Team Elegant Evee

Preregistration of analyses

Analysis #1

Based on our project mentor’s feedback, we plan to thoroughly explore our second proposed question from the EDA (“Which release dates see the greatest profits?”) and pre-register our analysis for it below. The reason for this choice is, in many ways, intuitive. We do not expect films to see equal box office success throughout a year—some film studios reserve their biggest movies for certain periods of the year, suggesting that some months see better financial success than others.

Our proposed hypothesis is follows:

  • Films released in December and the summer months, namely May through July, will see the greatest profits, whereas movies released in the months immediately after these peak periods will take in significantly less at the box office.
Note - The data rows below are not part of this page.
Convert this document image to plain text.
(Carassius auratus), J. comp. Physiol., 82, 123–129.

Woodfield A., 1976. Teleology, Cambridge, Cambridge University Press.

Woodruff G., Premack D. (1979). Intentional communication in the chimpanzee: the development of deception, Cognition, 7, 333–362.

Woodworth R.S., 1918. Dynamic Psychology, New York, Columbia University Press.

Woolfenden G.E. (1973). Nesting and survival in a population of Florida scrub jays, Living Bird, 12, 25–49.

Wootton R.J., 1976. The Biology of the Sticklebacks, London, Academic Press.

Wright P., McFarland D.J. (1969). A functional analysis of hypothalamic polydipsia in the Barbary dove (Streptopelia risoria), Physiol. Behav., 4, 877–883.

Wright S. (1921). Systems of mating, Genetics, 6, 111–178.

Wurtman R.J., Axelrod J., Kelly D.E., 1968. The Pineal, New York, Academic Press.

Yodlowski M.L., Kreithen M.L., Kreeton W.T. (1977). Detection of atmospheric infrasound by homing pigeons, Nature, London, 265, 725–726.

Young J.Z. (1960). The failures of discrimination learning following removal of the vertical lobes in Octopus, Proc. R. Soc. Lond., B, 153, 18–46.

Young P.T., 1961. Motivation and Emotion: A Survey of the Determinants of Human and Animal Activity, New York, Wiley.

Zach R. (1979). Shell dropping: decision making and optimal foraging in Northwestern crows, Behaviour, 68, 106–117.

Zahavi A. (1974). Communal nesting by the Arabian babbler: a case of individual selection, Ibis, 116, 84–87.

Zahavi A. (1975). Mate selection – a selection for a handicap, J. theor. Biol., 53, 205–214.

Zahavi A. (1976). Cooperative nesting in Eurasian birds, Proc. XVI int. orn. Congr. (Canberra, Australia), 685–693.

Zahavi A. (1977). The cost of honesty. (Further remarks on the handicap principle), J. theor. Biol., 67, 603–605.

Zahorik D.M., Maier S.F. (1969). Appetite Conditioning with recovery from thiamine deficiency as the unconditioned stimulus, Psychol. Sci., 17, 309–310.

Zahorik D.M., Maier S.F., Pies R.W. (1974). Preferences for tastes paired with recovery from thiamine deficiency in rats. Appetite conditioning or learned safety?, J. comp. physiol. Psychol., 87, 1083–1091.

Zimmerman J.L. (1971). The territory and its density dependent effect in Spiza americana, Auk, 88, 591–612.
The reason for this hypothesis is twofold. First, films are more convenient for people to watch during these peak months (December and summer)—people work fewer days during these months because of holidays and children tend to be out of school, for example. Second, we expect that film studios somewhat contribute to self-fulfilling prophecies for peak box office performance. Assuming that some months see greater profits than others, we expect major film studios to identify these months and consequently save their biggest films to be released during expected peak months. This choice to release the best movies during months already considered to be financially favorable ones further entrenches the income advantage that some months have over others.

We can analyze this hypothesis in two key ways, among others. First, we can group the films’ release dates by their release month and create stacked boxplots comparing the income distributions of each of these months’ films. Some months, for example, may have higher medians or more outliers, and boxplots are intuitive way to display how incomes relate to release date months. Second, we could filter our data to only include films grossing over $500 million and then create the same boxplots as above. This choice could help us more clearly identify when studios release their most successful films as opposed to analyzing the income of all their films, thus helping us further identify the months with the greatest box office hauls. Boxplots showing the medians of a group of high-grossing films by month may tell a very different story from boxplots showing the medians of all films, regardless of income.

Analysis #2

Our third research question (“How strong is the relationship between a film’s release year and income versus its iMDB rating?”) is also quite promising. Intuitively, we understand that films released more recently may have different iMDB ratings from those released long ago. Just as grade inflation has affected college GPAs, generations of critics may score films differently. Additionally, the genres of films have shifted toward action over time, and ratings may reflect this change. We also suspect that films with higher ratings are likely of higher quality, thus helping their box office hauls. Based on these intuitions, we believe that there is significant analytic meat for this research question and propose two hypotheses.

Our hypotheses are as follows:

  • More recent film release years are associated with a lower iMDB rating, and a film’s release year is weakly related to its iMDB rating.

  • Films with higher incomes are associated with a higher iMDB rating, and a film’s income is moderately related to its iMDB rating.

As stated above, we believe that income and iMDB ratings are both measures of a film’s appeal and quality, although perhaps oblique. As such, we hope to explore how predictive income is of iMDB ratings to test this intuition. Additionally, conventional wisdom holds that film quality has declined over time. With the rise of streaming services and increasing focus on movie sequels over original content, we expect that critics score older movies better than more recent ones.

We plan to test these hypotheses by fitting three linear models. First, we plan to fit two linear regression models with a single predictor—one with release year vs. rating and another with income vs. rating. Based on the correlation coefficients for these two models, we can comment on the strength of the relationship, as well as whether the relationship is positive or negative. We also plan to fit one additive linear regression model to see how predictive these two variables (release year and income) are of ratings in an additive model. We will use the adjusted R^2 to evaluate how much of the percent variability in the response is explained by the model. All of these approaches are thorough and sufficient for evaluating the hypotheses.